Maximize Results With Code: Tips From a Data Engineer

Dataiku Product, Scaling AI Marie Merveilleux du Vignaux

Guests to the Toronto session of the 2023 Dataiku Everyday AI Conferences heard from solutions engineer Kateryna Savchyn of Dataiku, as she spoke in depth about specialized coding options available to augment existing Dataiku products and solutions.

→ Watch the Full Session

Building Complex, Code-First Projects

The overall goal of Savchyn’s talk was, to use her words, “to accelerate you through the thought process of building analytical projects and walk you through the ways in which you can build a completely code-first pipeline, how you can build your own custom estimators, and all the ways you can augment beyond visual tools.” As a solutions engineer, her background is in data science, so her talk drew from real-life examples from questions she has been asked and problems she has solved in her career.

everyday ai toronto Kateryna Savchyn

In general, she focused her talk on how to write clean code, how to formalize it into a code library, and how to manage the code in Dataiku. She explained that data scientists are always looking for ways to build their own estimators and share them for reuse with the rest of their organization, while front-end designers are interested in the ways they can build visual front-end projects as a wrapper around projects.

I want to show you common ways we optimize compute and scalability, and how you can automate your projects to make sure that what you built once becomes a self-sustaining project that continues to deliver value after you’ve created it. 

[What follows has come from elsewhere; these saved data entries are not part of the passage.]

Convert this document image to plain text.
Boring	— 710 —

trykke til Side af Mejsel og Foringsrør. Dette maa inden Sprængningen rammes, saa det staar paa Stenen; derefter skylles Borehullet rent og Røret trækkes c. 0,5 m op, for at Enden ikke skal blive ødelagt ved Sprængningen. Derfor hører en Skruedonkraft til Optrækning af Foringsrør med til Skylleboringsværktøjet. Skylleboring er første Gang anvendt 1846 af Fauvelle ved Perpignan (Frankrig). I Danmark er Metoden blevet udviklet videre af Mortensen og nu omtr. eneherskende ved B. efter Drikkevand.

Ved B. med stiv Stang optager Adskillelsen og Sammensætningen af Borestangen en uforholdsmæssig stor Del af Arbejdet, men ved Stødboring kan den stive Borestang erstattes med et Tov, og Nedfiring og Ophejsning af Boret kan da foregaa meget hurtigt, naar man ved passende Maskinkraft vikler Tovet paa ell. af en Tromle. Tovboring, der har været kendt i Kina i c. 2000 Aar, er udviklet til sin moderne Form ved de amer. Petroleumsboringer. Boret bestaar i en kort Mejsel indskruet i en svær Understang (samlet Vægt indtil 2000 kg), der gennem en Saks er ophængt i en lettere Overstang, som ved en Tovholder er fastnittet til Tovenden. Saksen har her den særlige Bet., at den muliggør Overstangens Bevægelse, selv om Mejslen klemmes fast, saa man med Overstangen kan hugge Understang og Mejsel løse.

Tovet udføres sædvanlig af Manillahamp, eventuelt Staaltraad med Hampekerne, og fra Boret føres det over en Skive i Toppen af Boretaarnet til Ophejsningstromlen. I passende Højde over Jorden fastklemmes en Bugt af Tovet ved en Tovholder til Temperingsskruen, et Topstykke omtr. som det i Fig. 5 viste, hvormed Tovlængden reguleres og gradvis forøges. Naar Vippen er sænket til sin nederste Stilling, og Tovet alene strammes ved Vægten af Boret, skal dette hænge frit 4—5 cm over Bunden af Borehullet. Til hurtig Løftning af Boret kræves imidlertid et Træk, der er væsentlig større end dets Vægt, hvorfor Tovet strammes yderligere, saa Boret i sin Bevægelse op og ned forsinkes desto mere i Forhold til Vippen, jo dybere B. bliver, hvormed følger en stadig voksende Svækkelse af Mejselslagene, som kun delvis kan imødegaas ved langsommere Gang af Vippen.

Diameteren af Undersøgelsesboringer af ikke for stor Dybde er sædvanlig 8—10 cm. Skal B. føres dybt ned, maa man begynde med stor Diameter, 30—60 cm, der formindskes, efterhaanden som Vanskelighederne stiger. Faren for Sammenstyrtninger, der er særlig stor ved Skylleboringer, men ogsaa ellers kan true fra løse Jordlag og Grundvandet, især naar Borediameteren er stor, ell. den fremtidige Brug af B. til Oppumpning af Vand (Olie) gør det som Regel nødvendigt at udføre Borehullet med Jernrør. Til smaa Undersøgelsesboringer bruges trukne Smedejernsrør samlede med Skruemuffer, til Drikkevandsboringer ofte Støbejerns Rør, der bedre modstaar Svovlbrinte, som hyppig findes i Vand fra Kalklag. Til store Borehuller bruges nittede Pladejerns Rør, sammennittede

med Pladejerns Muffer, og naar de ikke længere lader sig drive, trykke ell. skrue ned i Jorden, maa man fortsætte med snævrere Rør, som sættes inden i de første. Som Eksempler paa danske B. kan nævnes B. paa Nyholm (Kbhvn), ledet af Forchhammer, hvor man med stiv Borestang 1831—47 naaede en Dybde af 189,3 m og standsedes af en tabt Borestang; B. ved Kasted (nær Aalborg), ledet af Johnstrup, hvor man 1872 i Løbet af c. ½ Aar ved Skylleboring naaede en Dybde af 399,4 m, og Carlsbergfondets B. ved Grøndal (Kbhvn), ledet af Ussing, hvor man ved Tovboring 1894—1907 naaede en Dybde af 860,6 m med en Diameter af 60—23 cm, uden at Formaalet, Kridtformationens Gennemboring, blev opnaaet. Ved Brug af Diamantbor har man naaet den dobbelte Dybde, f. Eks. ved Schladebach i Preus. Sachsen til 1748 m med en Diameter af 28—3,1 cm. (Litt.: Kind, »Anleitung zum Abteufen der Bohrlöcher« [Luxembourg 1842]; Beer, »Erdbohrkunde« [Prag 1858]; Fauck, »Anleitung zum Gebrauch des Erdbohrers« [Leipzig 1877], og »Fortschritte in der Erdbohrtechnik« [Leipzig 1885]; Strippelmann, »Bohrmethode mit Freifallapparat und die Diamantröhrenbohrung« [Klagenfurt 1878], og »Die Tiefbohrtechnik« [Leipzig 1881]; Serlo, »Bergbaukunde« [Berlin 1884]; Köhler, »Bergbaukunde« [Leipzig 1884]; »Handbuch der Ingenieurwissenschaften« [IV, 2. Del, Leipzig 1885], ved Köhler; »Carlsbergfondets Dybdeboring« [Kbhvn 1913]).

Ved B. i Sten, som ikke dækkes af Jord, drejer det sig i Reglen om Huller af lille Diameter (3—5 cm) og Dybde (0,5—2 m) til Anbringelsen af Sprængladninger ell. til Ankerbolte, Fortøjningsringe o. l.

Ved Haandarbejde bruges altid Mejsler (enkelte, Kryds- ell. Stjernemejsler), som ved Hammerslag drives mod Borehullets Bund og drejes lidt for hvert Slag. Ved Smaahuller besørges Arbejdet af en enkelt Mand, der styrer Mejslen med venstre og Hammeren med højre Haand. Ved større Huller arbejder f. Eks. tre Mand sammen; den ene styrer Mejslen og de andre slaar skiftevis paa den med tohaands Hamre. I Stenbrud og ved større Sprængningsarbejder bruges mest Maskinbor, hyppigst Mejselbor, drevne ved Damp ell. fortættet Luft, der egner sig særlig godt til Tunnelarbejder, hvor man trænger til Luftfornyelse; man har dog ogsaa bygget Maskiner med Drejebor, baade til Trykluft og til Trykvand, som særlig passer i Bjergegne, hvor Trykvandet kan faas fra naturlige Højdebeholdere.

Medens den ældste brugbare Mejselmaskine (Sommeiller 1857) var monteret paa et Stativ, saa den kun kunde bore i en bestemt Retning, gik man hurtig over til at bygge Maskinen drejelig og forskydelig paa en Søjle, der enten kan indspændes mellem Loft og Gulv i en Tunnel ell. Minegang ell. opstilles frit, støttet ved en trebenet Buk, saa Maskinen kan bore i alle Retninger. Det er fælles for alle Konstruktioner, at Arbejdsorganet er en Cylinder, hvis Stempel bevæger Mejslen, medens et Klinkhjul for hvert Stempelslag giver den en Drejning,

-Kateryna Savchyn, Solutions Engineer, Dataiku

Performing Exploratory Analysis and Data Transformations

Savchyn started her deep dive by recognizing how much flexibility comes built-in with Dataiku products. “The good news is that Dataiku is a platform that comes with its own set of APIs that are accessible from either in the interface or externally,” she said. “This will give you a lot of flexibility in the ways that you can build your pipelines from scratch or automate them with any approach you’re interested in.”

exploratory analysis and transformations

The first step for any project, she explained, after accessing data, is within the context of a notebook environment or a preferred IDE (integrated development environment). Developers can choose from embedded notebooks or embedded IDEs based on preference, and integrations are available with local IDEs that a developer or data scientist might already be using.

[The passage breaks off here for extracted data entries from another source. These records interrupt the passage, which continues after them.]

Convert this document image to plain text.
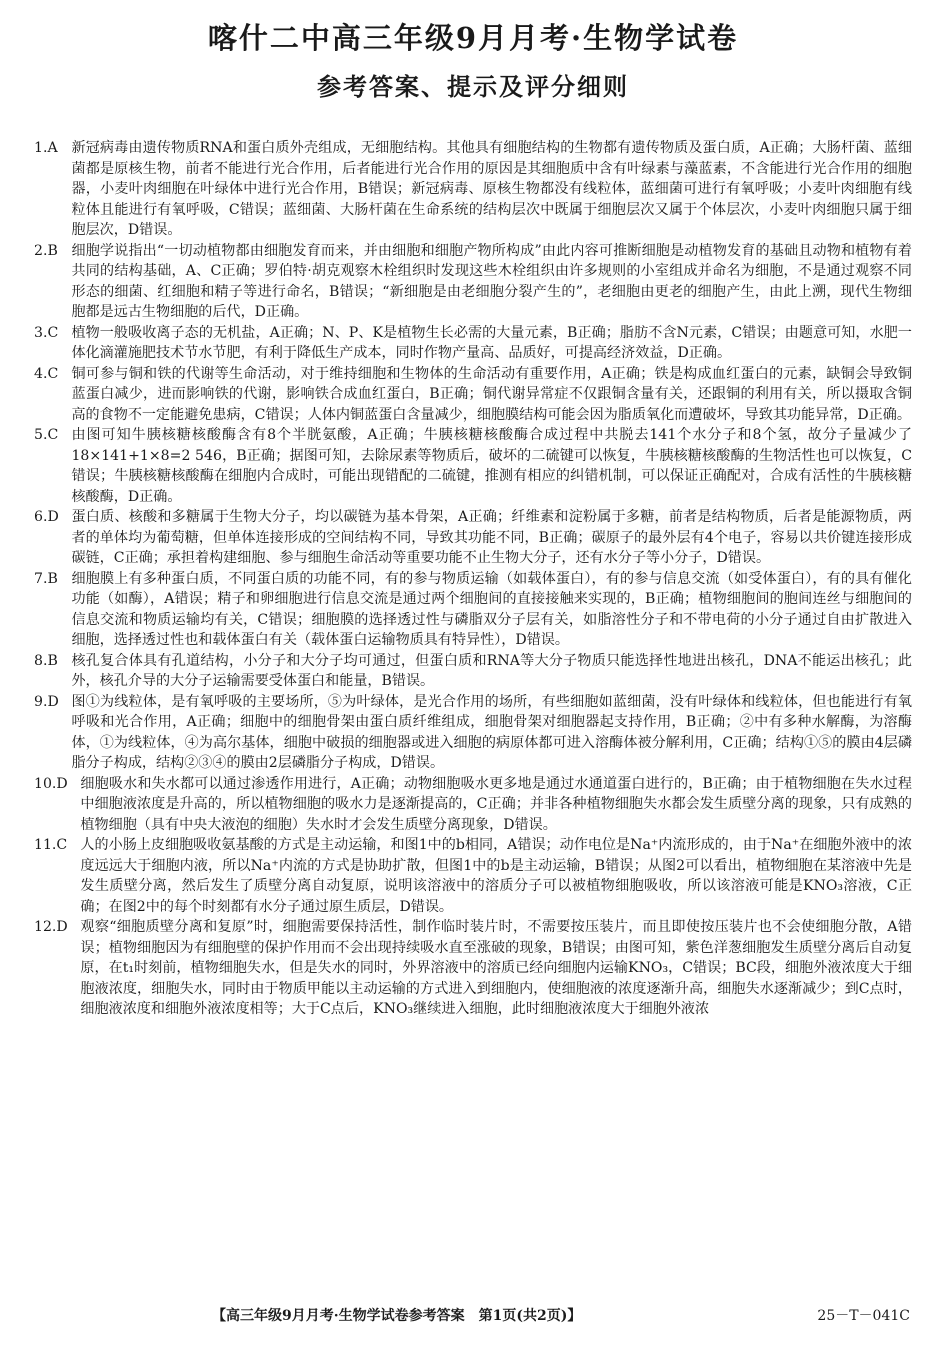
喀什二中高三年级9月月考·生物学试卷
参考答案、提示及评分细则
1. A 新冠病毒由遗传物质RNA和蛋白质外壳组成，无细胞结构。其他具有细胞结构的生物都有遗传物质及蛋白质，A正确；大肠杆菌、蓝细菌都是原核生物，前者不能进行光合作用，后者能进行光合作用的原因是其细胞质中含有叶绿素与藻蓝素，不含能进行光合作用的细胞器，小麦叶肉细胞在叶绿体中进行光合作用，B错误；新冠病毒、原核生物都没有线粒体，蓝细菌可进行有氧呼吸；小麦叶肉细胞有线粒体且能进行有氧呼吸，C错误；蓝细菌、大肠杆菌在生命系统的结构层次中既属于细胞层次又属于个体层次，小麦叶肉细胞只属于细胞层次，D错误。
2. B 细胞学说指出“一切动植物都由细胞发育而来，并由细胞和细胞产物所构成”由此内容可推断细胞是动植物发育的基础且动物和植物有着共同的结构基础，A、C正确；罗伯特·胡克观察木栓组织时发现这些木栓组织由许多规则的小室组成并命名为细胞，不是通过观察不同形态的细菌、红细胞和精子等进行命名，B错误；“新细胞是由老细胞分裂产生的”，老细胞由更老的细胞产生，由此上溯，现代生物细胞都是远古生物细胞的后代，D正确。
3. C 植物一般吸收离子态的无机盐，A正确；N、P、K是植物生长必需的大量元素，B正确；脂肪不含N元素，C错误；由题意可知，水肥一体化滴灌施肥技术节水节肥，有利于降低生产成本，同时作物产量高、品质好，可提高经济效益，D正确。
4. C 铜可参与铜和铁的代谢等生命活动，对于维持细胞和生物体的生命活动有重要作用，A正确；铁是构成血红蛋白的元素，缺铜会导致铜蓝蛋白减少，进而影响铁的代谢，影响铁合成血红蛋白，B正确；铜代谢异常症不仅跟铜含量有关，还跟铜的利用有关，所以摄取含铜高的食物不一定能避免患病，C错误；人体内铜蓝蛋白含量减少，细胞膜结构可能会因为脂质氧化而遭破坏，导致其功能异常，D正确。
5. C 由图可知牛胰核糖核酸酶含有8个半胱氨酸，A正确；牛胰核糖核酸酶合成过程中共脱去141个水分子和8个氢，故分子量减少了18×141+1×8=2 546，B正确；据图可知，去除尿素等物质后，破坏的二硫键可以恢复，牛胰核糖核酸酶的生物活性也可以恢复，C错误；牛胰核糖核酸酶在细胞内合成时，可能出现错配的二硫键，推测有相应的纠错机制，可以保证正确配对，合成有活性的牛胰核糖核酸酶，D正确。
6. D 蛋白质、核酸和多糖属于生物大分子，均以碳链为基本骨架，A正确；纤维素和淀粉属于多糖，前者是结构物质，后者是能源物质，两者的单体均为葡萄糖，但单体连接形成的空间结构不同，导致其功能不同，B正确；碳原子的最外层有4个电子，容易以共价键连接形成碳链，C正确；承担着构建细胞、参与细胞生命活动等重要功能不止生物大分子，还有水分子等小分子，D错误。
7. B 细胞膜上有多种蛋白质，不同蛋白质的功能不同，有的参与物质运输（如载体蛋白），有的参与信息交流（如受体蛋白），有的具有催化功能（如酶），A错误；精子和卵细胞进行信息交流是通过两个细胞间的直接接触来实现的，B正确；植物细胞间的胞间连丝与细胞间的信息交流和物质运输均有关，C错误；细胞膜的选择透过性与磷脂双分子层有关，如脂溶性分子和不带电荷的小分子通过自由扩散进入细胞，选择透过性也和载体蛋白有关（载体蛋白运输物质具有特异性），D错误。
8. B 核孔复合体具有孔道结构，小分子和大分子均可通过，但蛋白质和RNA等大分子物质只能选择性地进出核孔，DNA不能运出核孔；此外，核孔介导的大分子运输需要受体蛋白和能量，B错误。
9. D 图①为线粒体，是有氧呼吸的主要场所，⑤为叶绿体，是光合作用的场所，有些细胞如蓝细菌，没有叶绿体和线粒体，但也能进行有氧呼吸和光合作用，A正确；细胞中的细胞骨架由蛋白质纤维组成，细胞骨架对细胞器起支持作用，B正确；②中有多种水解酶，为溶酶体，①为线粒体，④为高尔基体，细胞中破损的细胞器或进入细胞的病原体都可进入溶酶体被分解利用，C正确；结构①⑤的膜由4层磷脂分子构成，结构②③④的膜由2层磷脂分子构成，D错误。
10. D 细胞吸水和失水都可以通过渗透作用进行，A正确；动物细胞吸水更多地是通过水通道蛋白进行的，B正确；由于植物细胞在失水过程中细胞液浓度是升高的，所以植物细胞的吸水力是逐渐提高的，C正确；并非各种植物细胞失水都会发生质壁分离的现象，只有成熟的植物细胞（具有中央大液泡的细胞）失水时才会发生质壁分离现象，D错误。
11. C 人的小肠上皮细胞吸收氨基酸的方式是主动运输，和图1中的b相同，A错误；动作电位是Na⁺内流形成的，由于Na⁺在细胞外液中的浓度远远大于细胞内液，所以Na⁺内流的方式是协助扩散，但图1中的b是主动运输，B错误；从图2可以看出，植物细胞在某溶液中先是发生质壁分离，然后发生了质壁分离自动复原，说明该溶液中的溶质分子可以被植物细胞吸收，所以该溶液可能是KNO₃溶液，C正确；在图2中的每个时刻都有水分子通过原生质层，D错误。
12. D 观察“细胞质壁分离和复原”时，细胞需要保持活性，制作临时装片时，不需要按压装片，而且即使按压装片也不会使细胞分散，A错误；植物细胞因为有细胞壁的保护作用而不会出现持续吸水直至涨破的现象，B错误；由图可知，紫色洋葱细胞发生质壁分离后自动复原，在t₁时刻前，植物细胞失水，但是失水的同时，外界溶液中的溶质已经向细胞内运输KNO₃，C错误；BC段，细胞外液浓度大于细胞液浓度，细胞失水，同时由于物质甲能以主动运输的方式进入到细胞内，使细胞液的浓度逐渐升高，细胞失水逐渐减少；到C点时，细胞液浓度和细胞外液浓度相等；大于C点后，KNO₃继续进入细胞，此时细胞液浓度大于细胞外液浓
【高三年级9月月考·生物学试卷参考答案　第1页(共2页)】	25－T－041C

Hopping into a quick demo, she showed how data flows through a given project. “If I want to explore code or transform it, I can start by building a code recipe. I can select the language I’d like to code in, or use code from a dynamic notebook environment,” she began. “I’d like to draw your attention to the import of the Dataiku package. This is a wrapper around the API that makes it easier for you to interface with the artifacts in your project.”

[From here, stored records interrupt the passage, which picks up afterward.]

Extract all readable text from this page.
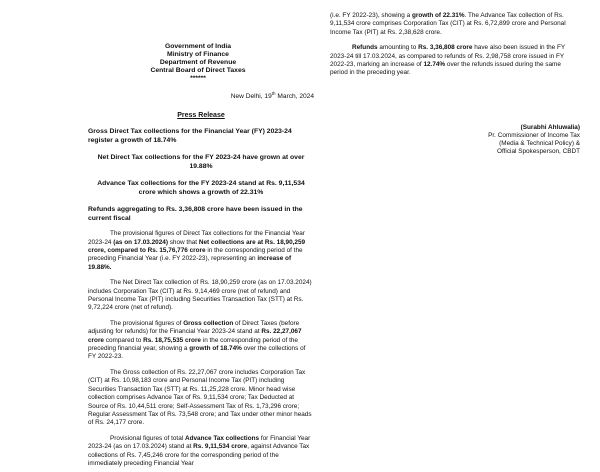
Government of India
Ministry of Finance
Department of Revenue
Central Board of Direct Taxes
******
New Delhi, 19th March, 2024
Press Release
Gross Direct Tax collections for the Financial Year (FY) 2023-24 register a growth of 18.74%
Net Direct Tax collections for the FY 2023-24 have grown at over 19.88%
Advance Tax collections for the FY 2023-24 stand at Rs. 9,11,534 crore which shows a growth of 22.31%
Refunds aggregating to Rs. 3,36,808 crore have been issued in the current fiscal

The provisional figures of Direct Tax collections for the Financial Year 2023-24 (as on 17.03.2024) show that Net collections are at Rs. 18,90,259 crore, compared to Rs. 15,76,776 crore in the corresponding period of the preceding Financial Year (i.e. FY 2022-23), representing an increase of 19.88%.

The Net Direct Tax collection of Rs. 18,90,259 crore (as on 17.03.2024) includes Corporation Tax (CIT) at Rs. 9,14,469 crore (net of refund) and Personal Income Tax (PIT) including Securities Transaction Tax (STT) at Rs. 9,72,224 crore (net of refund).

The provisional figures of Gross collection of Direct Taxes (before adjusting for refunds) for the Financial Year 2023-24 stand at Rs. 22,27,067 crore compared to Rs. 18,75,535 crore in the corresponding period of the preceding financial year, showing a growth of 18.74% over the collections of FY 2022-23.

The Gross collection of Rs. 22,27,067 crore includes Corporation Tax (CIT) at Rs. 10,98,183 crore and Personal Income Tax (PIT) including Securities Transaction Tax (STT) at Rs. 11,25,228 crore. Minor head wise collection comprises Advance Tax of Rs. 9,11,534 crore; Tax Deducted at Source of Rs. 10,44,511 crore; Self-Assessment Tax of Rs. 1,73,296 crore; Regular Assessment Tax of Rs. 73,548 crore; and Tax under other minor heads of Rs. 24,177 crore.

Provisional figures of total Advance Tax collections for Financial Year 2023-24 (as on 17.03.2024) stand at Rs. 9,11,534 crore, against Advance Tax collections of Rs. 7,45,246 crore for the corresponding period of the immediately preceding Financial Year

(i.e. FY 2022-23), showing a growth of 22.31%. The Advance Tax collection of Rs. 9,11,534 crore comprises Corporation Tax (CIT) at Rs. 6,72,899 crore and Personal Income Tax (PIT) at Rs. 2,38,628 crore.

Refunds amounting to Rs. 3,36,808 crore have also been issued in the FY 2023-24 till 17.03.2024, as compared to refunds of Rs. 2,98,758 crore issued in FY 2022-23, marking an increase of 12.74% over the refunds issued during the same period in the preceding year.

(Surabhi Ahluwalia)
Pr. Commissioner of Income Tax
(Media & Technical Policy) &
Official Spokesperson, CBDT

What’s cool about this is that the data can live anywhere. It can be in cloud storage, it can be in a database, and I don’t have to worry about defining that connection from scratch in my code. 

-Kateryna Savchyn, Solutions Engineer, Dataiku

She again brought up the different ways a coder could interact with Dataiku. “I can edit in a code notebook — my dynamic environment that you’re familiar with,” she said. “You can run your different blocks of code, formalize it, troubleshoot it, and save it back into the recipe component.” She also used her demo to showcase an IDE version and local integrations, too. “Now I have the flexibility of coding how I’m used to and saving and synchronizing with the project, and still collaborating with the rest of the team.”

Making Code Reusable

Savchyn continued, focusing this part of her talk about how to expose code that has been created to other developers and other teams to utilize it and adapt it for individual use cases. She first spoke about a feature called “code sample.”

code sample sharing and reusability

Code sample is a library of different templates that I can copy and paste directly into my code and build on top of so I don’t have to redesign it every time,” she said. “What’s cool about these samples is that you can create as many as you need. If you build a really cool transformation, you can save it here and it’s accessible to other users.”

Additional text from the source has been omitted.